Rendez-vous au pied de la statue du général Kléber dans le centre de Strasbourg, tout est prêt pour une visite guidée. Ma guide m’attend, une jeune femme qu’on appellera Élena. Elle m’accueille et m’emmène sur un itinéraire qu’elle semble connaître par cœur : d’un pas leste, elle rallie la Petite France à la Neustadt, en passant par la Cathédrale, où elle me montre le célèbre « mesureur de bedaine » (une colonne de grès datant de 1527). Il fait très beau en ce vendredi de février, les touristes ne sont pas encore vraiment revenus.
Pas grave puisqu’aujourd’hui, la touriste, c’est moi. Je fais part de mon intérêt pour en « apprendre » plus sur Strasbourg grâce à mon guide. Puis, au lieu d’écouter patiemment une experte, la discussion tourne plutôt à l’échange amical, comme si j’étais avec une camarade très calée sur l’Histoire et qui aurait un peu trop envie de partager. Car je ne suis pas en présence d’une guide de l’office du tourisme, ni même avec un guide proposant un « free tour », mais d’une « lokafyer » : une prestataire de la plateforme Lokafy. Cette start-up canadienne propose de « trouver un ami » le temps d’un jour, pour qu’il ou elle fasse visiter la ville.
Date, clic, c’est validé
Le processus de réservation est très simple : le touriste curieux choisit la date et l’heure sur le site Lokafy ou sur Tripadvisor, et, en quelques minutes ou quelques heures, il reçoit un e-mail de confirmation, une fois qu’un « lokafyer » a accepté la visite. Pas de guichet, pas de salaires, pas de structure… C’est le même principe qu’Uber avec les taxis ou Deliveroo avec les livraisons de repas, appliqué aux visites touristiques.
En marchant d’un point d’intérêt à un autre, Élena se livre un peu. Après tout, nous allons passer deux heures en tête à tête. Elle n’est pas guide de métier, elle a une formation scientifique et fait des visites Lokafy quand elle a le temps, souvent le week-end, et davantage en été et autour de Noël. Simplement, elle adore Strasbourg, où elle réside depuis une dizaine d’années, et tire ses connaissances d’une option Histoire de l’art au lycée et de ses recherches personnelles. Son enthousiasme à faire connaître sa ville et ses particularités est palpable. Elle profite des espaces dans les échanges pour conseiller des attractions qui ne feront pas partie de la visite : le quartier européen, la cave des hospices de Strasbourg, etc.

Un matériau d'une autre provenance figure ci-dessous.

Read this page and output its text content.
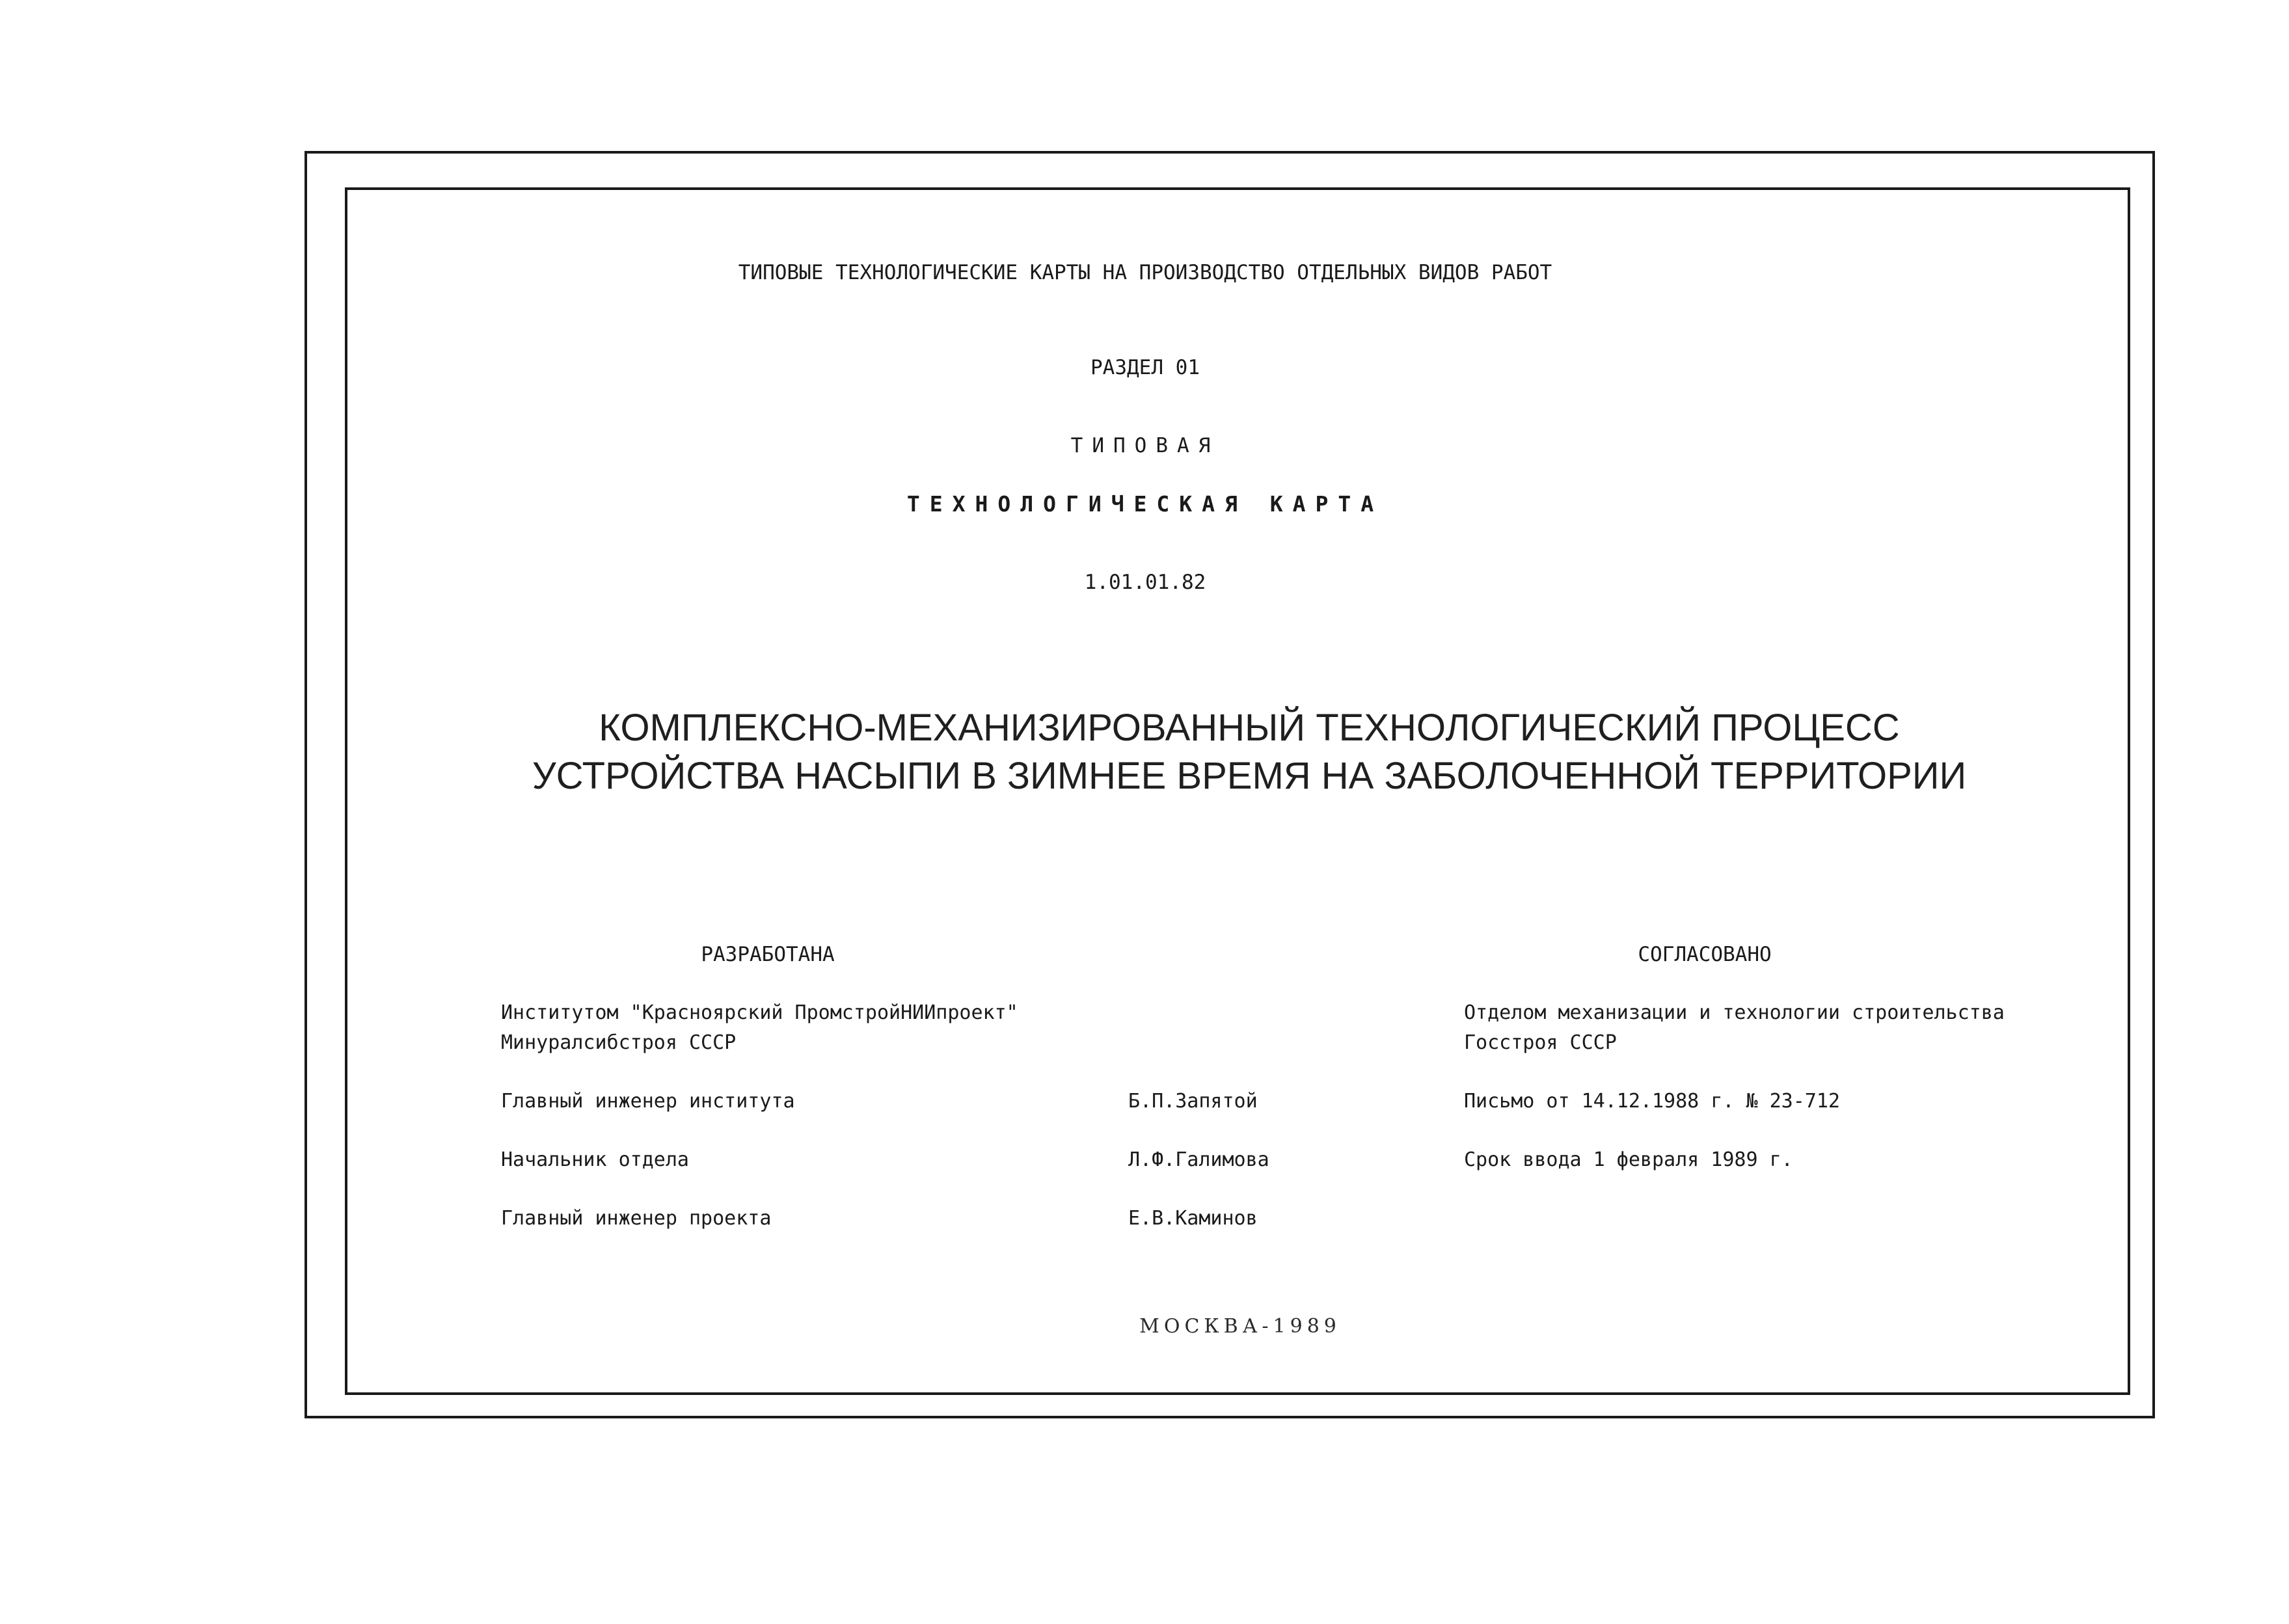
ТИПОВЫЕ ТЕХНОЛОГИЧЕСКИЕ КАРТЫ НА ПРОИЗВОДСТВО ОТДЕЛЬНЫХ ВИДОВ РАБОТ
РАЗДЕЛ 01
ТИПОВАЯ
ТЕХНОЛОГИЧЕСКАЯ КАРТА
1.01.01.82
КОМПЛЕКСНО-МЕХАНИЗИРОВАННЫЙ ТЕХНОЛОГИЧЕСКИЙ ПРОЦЕСС
УСТРОЙСТВА НАСЫПИ В ЗИМНЕЕ ВРЕМЯ НА ЗАБОЛОЧЕННОЙ ТЕРРИТОРИИ
РАЗРАБОТАНА
Институтом "Красноярский ПромстройНИИпроект"
Минуралсибстроя СССР
Главный инженер института	Б.П.Запятой
Начальник отдела	Л.Ф.Галимова
Главный инженер проекта	Е.В.Каминов
СОГЛАСОВАНО
Отделом механизации и технологии строительства
Госстроя СССР
Письмо от 14.12.1988 г. № 23-712
Срок ввода 1 февраля 1989 г.
МОСКВА-1989
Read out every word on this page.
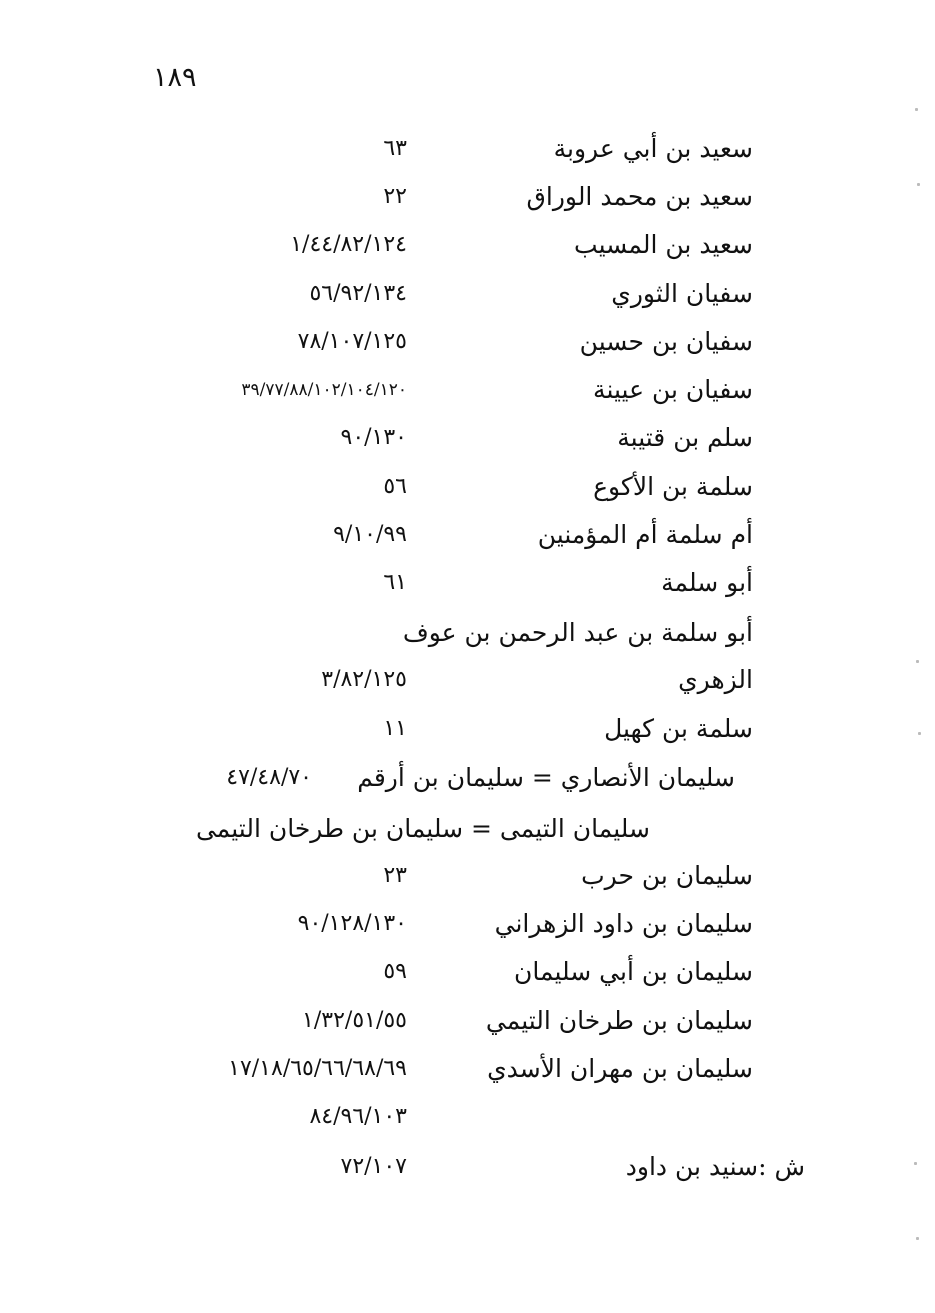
١٨٩
سعيد بن أبي عروبة
٦٣
سعيد بن محمد الوراق
٢٢
سعيد بن المسيب
١/٤٤/٨٢/١٢٤
سفيان الثوري
٥٦/٩٢/١٣٤
سفيان بن حسين
٧٨/١٠٧/١٢٥
سفيان بن عيينة
٣٩/٧٧/٨٨/١٠٢/١٠٤/١٢٠
سلم بن قتيبة
٩٠/١٣٠
سلمة بن الأكوع
٥٦
أم سلمة أم المؤمنين
٩/١٠/٩٩
أبو سلمة
٦١
أبو سلمة بن عبد الرحمن بن عوف
الزهري
٣/٨٢/١٢٥
سلمة بن كهيل
١١
سليمان الأنصاري = سليمان بن أرقم
٤٧/٤٨/٧٠
سليمان التيمى = سليمان بن طرخان التيمى
سليمان بن حرب
٢٣
سليمان بن داود الزهراني
٩٠/١٢٨/١٣٠
سليمان بن أبي سليمان
٥٩
سليمان بن طرخان التيمي
١/٣٢/٥١/٥٥
سليمان بن مهران الأسدي
١٧/١٨/٦٥/٦٦/٦٨/٦٩
٨٤/٩٦/١٠٣
ش :سنيد بن داود
٧٢/١٠٧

Une foule d’anecdotes et de faits historiques
J’ai réservé une visite de deux heures en matinée. Pour une personne, le prix est de 50€. À deux, la visite aurait coûté 60€ ou 180€ à six, le nombre maximal de participants. Le lokafyer reçoit 60% du prix, ce qui met la commission du service à 40% quand même (pour mémoire, Uber prend 25% du prix de la course aux chauffeurs)… Pour une visite similaire via l’office du tourisme, le prix aurait été entre 80 et 160€, mais quelque soit le nombre de participants (les visites en groupe coûtent 9,5€ la place)…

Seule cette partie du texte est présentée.